The background: Three months after the start of the heating period, the filling level of the German gas storage facilities is still more than 90 percent – 14 days in a row even additional gas was recently stored. Federal Economics Minister Robert Habeck (Greens) said during a visit to Oslo, Norway: “That doesn’t give us complete certainty that we’ll get through the winter. But it does show that the efforts of the past have paid off.” In addition, one is in a situation that was not to be expected at the end of last year after the termination of Russian gas supplies.
However, the Federal Network Agency warned that a deterioration cannot be ruled out. Economical gas consumption remains important. In the event of a gas shortage, industry and other parts of the economy would no longer get as much gas as they wanted, but only what the state allotted them – companies would then have to cut back their production. There has never been a situation like this in the history of the Federal Republic. With the assessment of the situation, which has been slightly modified by the Federal Network Agency, it is becoming clearer that such an industrial horror scenario will not become reality for the time being.
There are several reasons for the positive development. On the one hand, Germany has just been lucky: The winter has been relatively mild so far, so gas heating is not running at full speed. In addition, Germany increased its imports from other sources in view of the Russian supply freeze, and liquefied natural gas terminals were built at lightning speed on Germany’s coast. A few days ago, the first LNG tanker arrived at the new terminal in Wilhelmshaven. The terminal for liquefied natural gas in Lubmin is scheduled to receive the last outstanding operating license in the coming week.

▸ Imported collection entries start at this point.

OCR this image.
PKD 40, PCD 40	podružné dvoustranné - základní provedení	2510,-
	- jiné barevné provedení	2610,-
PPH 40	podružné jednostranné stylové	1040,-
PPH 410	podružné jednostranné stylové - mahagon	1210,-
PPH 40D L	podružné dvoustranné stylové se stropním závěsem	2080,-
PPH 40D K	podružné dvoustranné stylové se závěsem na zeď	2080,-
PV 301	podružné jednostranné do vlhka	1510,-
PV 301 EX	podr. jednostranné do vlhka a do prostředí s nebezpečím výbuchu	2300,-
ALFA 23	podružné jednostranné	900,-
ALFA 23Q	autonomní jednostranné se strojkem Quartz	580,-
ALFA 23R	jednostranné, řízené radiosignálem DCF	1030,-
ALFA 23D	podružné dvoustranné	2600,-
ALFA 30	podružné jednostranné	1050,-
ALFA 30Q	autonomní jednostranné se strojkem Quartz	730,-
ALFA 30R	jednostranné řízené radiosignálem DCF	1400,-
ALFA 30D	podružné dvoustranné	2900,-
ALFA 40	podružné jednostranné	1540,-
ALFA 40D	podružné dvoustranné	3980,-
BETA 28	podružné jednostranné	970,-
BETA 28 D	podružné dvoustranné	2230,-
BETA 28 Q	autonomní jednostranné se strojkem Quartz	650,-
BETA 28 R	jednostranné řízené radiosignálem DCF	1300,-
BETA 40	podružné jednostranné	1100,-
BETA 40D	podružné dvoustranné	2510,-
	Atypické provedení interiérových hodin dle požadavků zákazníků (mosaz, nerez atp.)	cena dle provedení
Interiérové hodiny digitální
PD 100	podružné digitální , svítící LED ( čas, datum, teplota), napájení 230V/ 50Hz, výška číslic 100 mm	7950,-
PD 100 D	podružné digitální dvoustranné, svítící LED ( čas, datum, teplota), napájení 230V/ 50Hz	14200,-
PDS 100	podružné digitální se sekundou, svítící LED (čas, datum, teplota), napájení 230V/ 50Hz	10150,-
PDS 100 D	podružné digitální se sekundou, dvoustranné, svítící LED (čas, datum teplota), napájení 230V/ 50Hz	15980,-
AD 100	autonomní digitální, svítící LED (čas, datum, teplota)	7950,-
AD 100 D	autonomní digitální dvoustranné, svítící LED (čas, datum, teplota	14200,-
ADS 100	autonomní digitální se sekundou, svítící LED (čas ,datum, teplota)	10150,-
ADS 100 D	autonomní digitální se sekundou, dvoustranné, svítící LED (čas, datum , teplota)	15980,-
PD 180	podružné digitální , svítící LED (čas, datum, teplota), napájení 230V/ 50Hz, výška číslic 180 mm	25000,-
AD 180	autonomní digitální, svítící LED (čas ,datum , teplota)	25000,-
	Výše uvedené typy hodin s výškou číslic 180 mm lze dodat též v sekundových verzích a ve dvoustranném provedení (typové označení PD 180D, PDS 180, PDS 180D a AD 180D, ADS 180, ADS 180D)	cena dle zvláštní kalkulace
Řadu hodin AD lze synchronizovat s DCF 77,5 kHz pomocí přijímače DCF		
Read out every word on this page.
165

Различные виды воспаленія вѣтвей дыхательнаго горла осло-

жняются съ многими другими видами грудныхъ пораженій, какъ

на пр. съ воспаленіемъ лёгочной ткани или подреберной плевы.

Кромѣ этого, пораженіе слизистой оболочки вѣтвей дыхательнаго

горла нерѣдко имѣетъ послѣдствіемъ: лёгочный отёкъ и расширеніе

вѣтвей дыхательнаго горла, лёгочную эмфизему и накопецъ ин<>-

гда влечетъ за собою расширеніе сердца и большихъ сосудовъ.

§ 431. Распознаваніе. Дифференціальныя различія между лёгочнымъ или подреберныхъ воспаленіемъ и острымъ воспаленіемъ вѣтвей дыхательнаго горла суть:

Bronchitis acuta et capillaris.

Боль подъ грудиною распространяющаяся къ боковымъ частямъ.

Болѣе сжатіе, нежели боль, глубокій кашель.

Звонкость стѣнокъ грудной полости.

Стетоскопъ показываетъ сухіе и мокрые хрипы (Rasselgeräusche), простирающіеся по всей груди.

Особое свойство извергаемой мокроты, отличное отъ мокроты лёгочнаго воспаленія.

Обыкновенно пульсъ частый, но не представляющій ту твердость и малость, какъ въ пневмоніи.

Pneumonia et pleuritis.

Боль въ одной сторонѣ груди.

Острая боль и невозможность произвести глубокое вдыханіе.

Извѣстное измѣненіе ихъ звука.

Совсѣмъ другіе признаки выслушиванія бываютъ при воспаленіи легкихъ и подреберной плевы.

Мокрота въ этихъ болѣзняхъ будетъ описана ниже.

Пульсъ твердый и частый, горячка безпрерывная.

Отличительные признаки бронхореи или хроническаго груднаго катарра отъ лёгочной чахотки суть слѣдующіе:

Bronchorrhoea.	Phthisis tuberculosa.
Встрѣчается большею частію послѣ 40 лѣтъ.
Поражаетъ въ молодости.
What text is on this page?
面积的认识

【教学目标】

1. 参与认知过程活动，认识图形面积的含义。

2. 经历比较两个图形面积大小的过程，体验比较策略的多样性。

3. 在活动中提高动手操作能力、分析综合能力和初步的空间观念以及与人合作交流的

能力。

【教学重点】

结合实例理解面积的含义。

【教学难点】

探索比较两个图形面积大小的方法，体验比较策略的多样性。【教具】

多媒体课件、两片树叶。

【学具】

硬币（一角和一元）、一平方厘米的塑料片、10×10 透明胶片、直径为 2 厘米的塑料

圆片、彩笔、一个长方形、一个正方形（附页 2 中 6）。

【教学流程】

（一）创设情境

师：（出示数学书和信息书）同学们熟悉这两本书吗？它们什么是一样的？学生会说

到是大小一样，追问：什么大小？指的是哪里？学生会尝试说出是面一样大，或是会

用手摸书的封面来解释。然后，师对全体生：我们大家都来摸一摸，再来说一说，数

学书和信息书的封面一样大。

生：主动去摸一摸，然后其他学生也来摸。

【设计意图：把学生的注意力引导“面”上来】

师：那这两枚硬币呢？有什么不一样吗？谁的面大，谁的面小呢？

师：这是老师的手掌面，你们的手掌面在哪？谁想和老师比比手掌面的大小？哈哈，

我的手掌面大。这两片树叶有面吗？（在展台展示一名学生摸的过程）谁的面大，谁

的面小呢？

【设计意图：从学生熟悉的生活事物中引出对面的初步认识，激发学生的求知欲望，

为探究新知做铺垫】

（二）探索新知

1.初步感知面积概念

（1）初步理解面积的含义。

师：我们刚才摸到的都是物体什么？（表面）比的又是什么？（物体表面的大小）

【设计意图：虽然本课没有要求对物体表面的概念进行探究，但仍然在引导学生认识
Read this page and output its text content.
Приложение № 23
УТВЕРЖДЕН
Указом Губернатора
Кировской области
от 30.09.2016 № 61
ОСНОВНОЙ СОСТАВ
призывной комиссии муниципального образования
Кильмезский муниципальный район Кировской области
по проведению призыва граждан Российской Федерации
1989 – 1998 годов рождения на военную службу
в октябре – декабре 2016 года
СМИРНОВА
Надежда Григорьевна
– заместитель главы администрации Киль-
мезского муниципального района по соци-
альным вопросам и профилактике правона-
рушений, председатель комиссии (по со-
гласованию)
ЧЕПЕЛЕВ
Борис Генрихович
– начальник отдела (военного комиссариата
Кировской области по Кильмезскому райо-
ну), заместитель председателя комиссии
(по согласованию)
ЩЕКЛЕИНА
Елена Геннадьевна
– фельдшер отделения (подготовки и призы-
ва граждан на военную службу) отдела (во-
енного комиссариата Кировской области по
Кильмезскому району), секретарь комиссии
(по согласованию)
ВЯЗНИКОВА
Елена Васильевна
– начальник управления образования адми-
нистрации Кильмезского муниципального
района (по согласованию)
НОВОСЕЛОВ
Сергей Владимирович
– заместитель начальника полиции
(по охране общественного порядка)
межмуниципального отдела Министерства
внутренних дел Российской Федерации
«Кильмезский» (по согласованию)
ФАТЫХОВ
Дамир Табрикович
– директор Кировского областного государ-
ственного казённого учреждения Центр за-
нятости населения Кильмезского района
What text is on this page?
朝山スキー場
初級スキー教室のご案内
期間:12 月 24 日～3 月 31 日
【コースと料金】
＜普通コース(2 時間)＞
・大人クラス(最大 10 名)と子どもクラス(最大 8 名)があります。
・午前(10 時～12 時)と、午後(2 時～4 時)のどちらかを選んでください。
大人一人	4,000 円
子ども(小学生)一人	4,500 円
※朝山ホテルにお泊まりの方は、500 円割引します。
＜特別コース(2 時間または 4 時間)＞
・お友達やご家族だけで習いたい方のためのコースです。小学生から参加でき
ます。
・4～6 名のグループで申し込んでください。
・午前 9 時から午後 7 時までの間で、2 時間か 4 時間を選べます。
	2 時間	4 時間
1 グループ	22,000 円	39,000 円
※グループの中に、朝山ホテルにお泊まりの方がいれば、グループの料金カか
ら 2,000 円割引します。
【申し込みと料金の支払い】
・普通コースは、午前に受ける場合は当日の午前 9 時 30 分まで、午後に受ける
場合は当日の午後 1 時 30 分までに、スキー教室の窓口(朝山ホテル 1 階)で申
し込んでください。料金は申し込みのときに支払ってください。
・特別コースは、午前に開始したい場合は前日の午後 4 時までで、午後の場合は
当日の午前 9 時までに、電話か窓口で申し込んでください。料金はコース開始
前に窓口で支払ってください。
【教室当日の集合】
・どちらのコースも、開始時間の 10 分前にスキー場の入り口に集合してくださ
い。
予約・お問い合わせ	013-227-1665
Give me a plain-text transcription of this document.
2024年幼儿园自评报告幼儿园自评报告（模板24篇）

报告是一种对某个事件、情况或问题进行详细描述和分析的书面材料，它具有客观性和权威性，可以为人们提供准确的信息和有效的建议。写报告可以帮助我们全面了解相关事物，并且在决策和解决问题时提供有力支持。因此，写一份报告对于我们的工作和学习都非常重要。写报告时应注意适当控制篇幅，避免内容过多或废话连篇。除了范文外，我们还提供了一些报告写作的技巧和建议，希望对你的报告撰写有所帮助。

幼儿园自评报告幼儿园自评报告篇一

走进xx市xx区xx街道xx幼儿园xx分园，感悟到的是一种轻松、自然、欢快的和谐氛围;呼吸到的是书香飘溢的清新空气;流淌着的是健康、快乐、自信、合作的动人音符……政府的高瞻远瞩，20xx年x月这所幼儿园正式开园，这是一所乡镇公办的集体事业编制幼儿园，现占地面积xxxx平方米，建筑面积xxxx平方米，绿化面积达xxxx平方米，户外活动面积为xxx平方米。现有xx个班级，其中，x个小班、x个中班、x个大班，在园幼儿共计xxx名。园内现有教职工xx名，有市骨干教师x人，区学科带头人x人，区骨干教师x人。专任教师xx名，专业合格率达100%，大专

Bought more liquid gas, consumption decreased
All in all, far more liquid gas was bought from the world market than was previously the case. In view of the sharp rise in gas prices, this was an expensive affair, but necessary in view of the impending damage to the economy. Efforts to save have also paid off: citizens used significantly less gas. According to the Federal Network Agency’s management report, gas consumption last week was 30 percent lower than the average for this calendar week over the past four years.
However, the weather also helped: the week was reportedly 3.8 degrees warmer than in previous years. Factoring out the temperature effect, the Federal Network Agency came to a 20.4 percent lower consumption in the past two weeks (calendar weeks 51 and 52), compared to the reference value of the past four years.
wholesale prices fall
There are also positive developments when it comes to gas prices: In wholesale, the price has recently fallen significantly. Above all, this relieves the state budget, which has to spend less money on the gas price brake, says Georg Zachmann from the Bruegel think tank. Initially, customers would only benefit to a very limited extent from the lower wholesale prices, since the price is roughly at the level of the gas price brake that has now been activated. That is still four to five times the price before the crisis.
The energy expert Thomas Engelke from the Federal Association of Consumer Centers also dampens consumer hopes for rapid relief in energy costs. “Even if wholesale gas prices remain low – which is by no means certain – it may still take many consumers until the middle or end of the year for the price reduction to reach them.” The reason for this is the mostly longer-term supply contracts in the gas industry.
Jane Stock is a technology author, who has written for 24 Hours World. She writes about the latest in technology news and trends, and is always on the lookout for new and innovative ways to improve his audience’s experience.